『結婚』の相続(団塊世代と団塊ジュニア)

『結婚』の相続(団塊世代と団塊ジュニア)喫茶店でコーヒー飲みながら本を読んでいたら、隣席のおばさん二人の会話が聞こえてきた。年の頃は60歳前後といったところ。

「自分の稼ぎで自分で気楽に生きていける、と言って結婚しないのよ。まあねえ、子供がいなくなってから、わたしも我慢して辛い思いして一緒にいるくらいなら、一人の方がよっぽど気楽だと思うから…」

前半はどうやら自分の娘か親戚の姪っ子についてのお話で、後半は自分の現状についての所感であろうと推察をつけた。聞きながら思ったんだけど、これって団塊の世代と団塊ジュニアの結婚観→晩婚化について、一類型を凝縮した示唆なんではないか。

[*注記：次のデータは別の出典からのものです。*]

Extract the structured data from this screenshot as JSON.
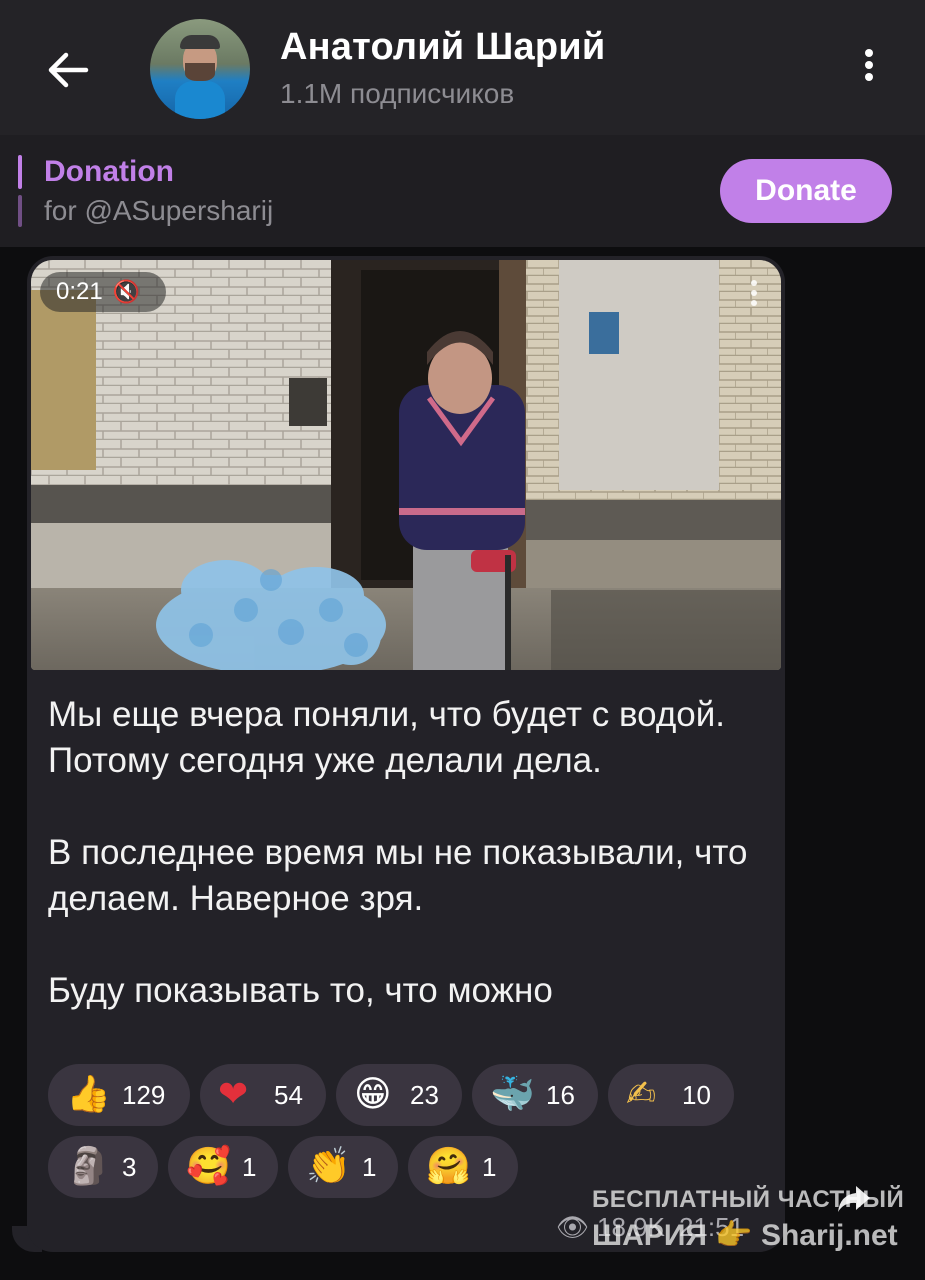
{
  "header": {
    "channel_name": "Анатолий Шарий",
    "subscribers": "1.1M подписчиков"
  },
  "pinned": {
    "title": "Donation",
    "subtitle": "for @ASupersharij",
    "button_label": "Donate"
  },
  "video": {
    "duration": "0:21",
    "mute_icon": "speaker-muted-icon"
  },
  "message": {
    "text": "Мы еще вчера поняли, что будет с водой. Потому сегодня уже делали дела.\n\nВ последнее время мы не показывали, что делаем. Наверное зря.\n\nБуду показывать то, что можно"
  },
  "reactions": [
    {
      "emoji": "👍",
      "count": "129"
    },
    {
      "emoji": "❤",
      "count": "54"
    },
    {
      "emoji": "😁",
      "count": "23"
    },
    {
      "emoji": "🐳",
      "count": "16"
    },
    {
      "emoji": "✍",
      "count": "10"
    },
    {
      "emoji": "🗿",
      "count": "3"
    },
    {
      "emoji": "🥰",
      "count": "1"
    },
    {
      "emoji": "👏",
      "count": "1"
    },
    {
      "emoji": "🤗",
      "count": "1"
    }
  ],
  "footer": {
    "views": "18.9K",
    "time": "21:51"
  },
  "watermark": {
    "line1": "БЕСПЛАТНЫЙ ЧАСТНЫЙ",
    "line2": "ШАРИЯ 👉 Sharij.net"
  },
  "colors": {
    "accent": "#c180e8",
    "header_bg": "#242327",
    "bubble_bg": "#232228",
    "reaction_bg": "#3a3540"
  }
}
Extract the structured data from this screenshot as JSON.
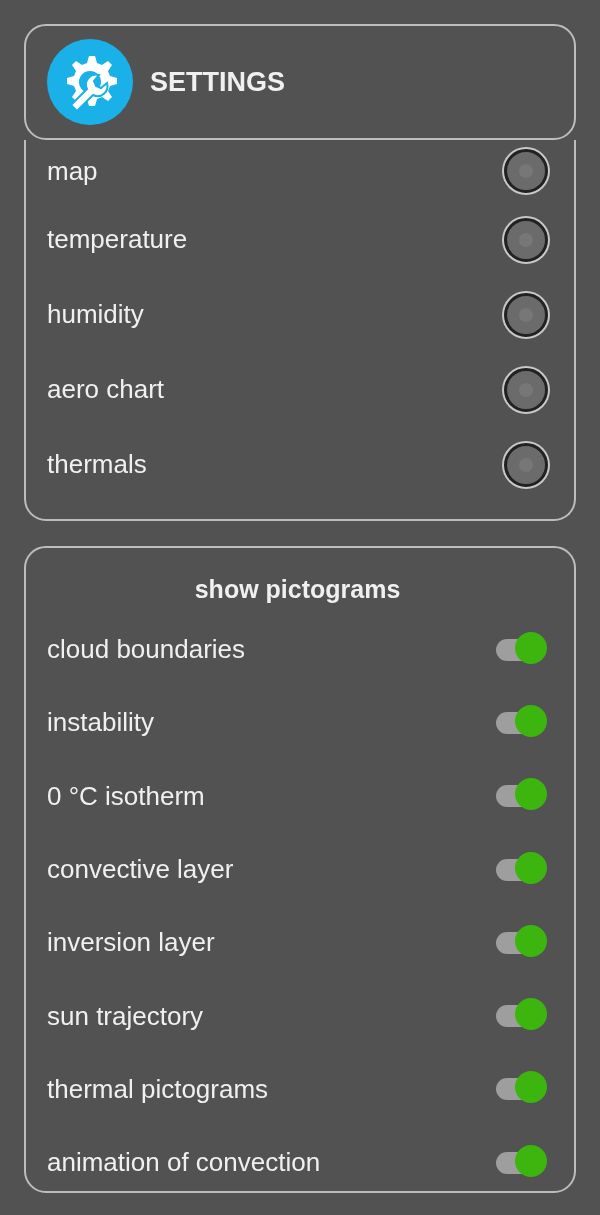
{
  "header": {
    "title": "SETTINGS"
  },
  "layers": [
    {
      "label": "map",
      "selected": false
    },
    {
      "label": "temperature",
      "selected": false
    },
    {
      "label": "humidity",
      "selected": false
    },
    {
      "label": "aero chart",
      "selected": false
    },
    {
      "label": "thermals",
      "selected": false
    }
  ],
  "pictograms": {
    "title": "show pictograms",
    "items": [
      {
        "label": "cloud boundaries",
        "on": true
      },
      {
        "label": "instability",
        "on": true
      },
      {
        "label": "0 °C isotherm",
        "on": true
      },
      {
        "label": "convective layer",
        "on": true
      },
      {
        "label": "inversion layer",
        "on": true
      },
      {
        "label": "sun trajectory",
        "on": true
      },
      {
        "label": "thermal pictograms",
        "on": true
      },
      {
        "label": "animation of convection",
        "on": true
      }
    ]
  }
}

団塊ジュニアの晩婚化の原因について言えば、不況による低所得化と将来への不安、社会的な典型像が崩れて多様化したこと、女性が自立できる収入を得やすくなったこと、(特に都市部では)消費快楽のタネが多くかつ独身者でも楽しめること、コンビニなどで生活コストが低くなったこと、などなど原因は山のように挙げられるのだろうけれども、心象風景としては「親の背を見て育つ子供」が「両親の結婚生活」に対して模倣するインセンティブを感じられないからなのではないのか。

何十年連れ添った母親が「独りの方が気楽」と言う光景は、すなわち自分の未来であり、それに魅力を感じることは少なかろう。家庭が破綻しているとかみなし子だったとかの特例を除いたら、ほとんどの人間にとって家族のモデルケースは自分が子として育った家庭=両親の作った家庭であり、それを女の側から見れば我慢と忍耐の連続でしかなく、男の側から見れば尊敬の得られぬ給料運搬人(これでは奴隷だ)を勤め上げることでしかない。
心象風景に未来を感じるなら、みんなもうちょっと結婚しそうなものではないか、と、未婚な自分のことも含めて思ったりもするんである。

でも、「夫のわがままに絶える妻」と「愚痴と文句のなか黙って稼ぐ夫」というロールプレイは、別段団塊の世代夫婦に始まったモデルではなく、僕が知るところでは、少なくともその親=大正世代でもそうであった。
で、なぜ団塊ジュニアから、前世代モデルの忌避がはじまったかという話なんだけれど、やっぱり親である団塊世代の価値観が大きく影響しているのではないだろうか。

団塊世代の場合、学生運動やらリベラリズムやら高度消費社会やら、いずれにせよそれら総体の結果として、個人の自由と快楽が社会的規範に勝ることができた、初めての世代だ。そして日本の場合、高度経済成長によって価値観の変容が急速であり、そのため新しい価値観に基づく社会的規範が合意されるのが追いつかなかったのではないかと思う。
つまり、団塊の世代は価値観として(良い意味でも悪い意味でも)個人主義を奉じているが、自分が従うべき(そして従った)社会的規範は前時代の親のものだった。だから結婚はしたものの、その社会規範的結婚と個人的価値観のギャップが、今の不満足な夫婦関係に至ってしまった、なんて仮説はどうなんだろう。我ながらいささか牽強付会だと思うけれど。

団塊世代の偉いところは、自分たちが従った前時代の規範を、子供である団塊ジュニアに押しつけなかったことにある。だから、両親の現実と、両親が理想とした価値観をバックボーンにした子供たちは、結婚に対する社会的強制をそれほど受けることなく今に至った。
子供世代らしく勝手なことを言わせてもらうと、できれば新しい価値観だけでなく新しい社会的規範も作っておいて欲しかったなあ、と思う。結婚(とその先の子作り)が社会的所作でもある以上、北欧型でも何でもいいけれど理想を実践するためのPrincipleも欲しいところである。野放しにされて戸惑っている息子や娘たちのために。

でもまあ、それはしょうがないことなのかもしれない。たぶん、彼らは彼らの経験から、いい年になれば自分の子供たちもオールドな規範に従うものだと無意識的に思っていたフシがありそうだ。で、いざその時を迎えてみると、自分たちが若い頃には従っていたルールはすでに朽ち果てており、男女平等で競争社会の中自立して消費の快楽に酔うべし、という個人的な価値観しか伝わっていなかった、というわけだ。

僕個人としては、まあ価値観が変わっただけでもマシかなとは思うけれど。規範は自分たちで作ればいいや、ってところだ。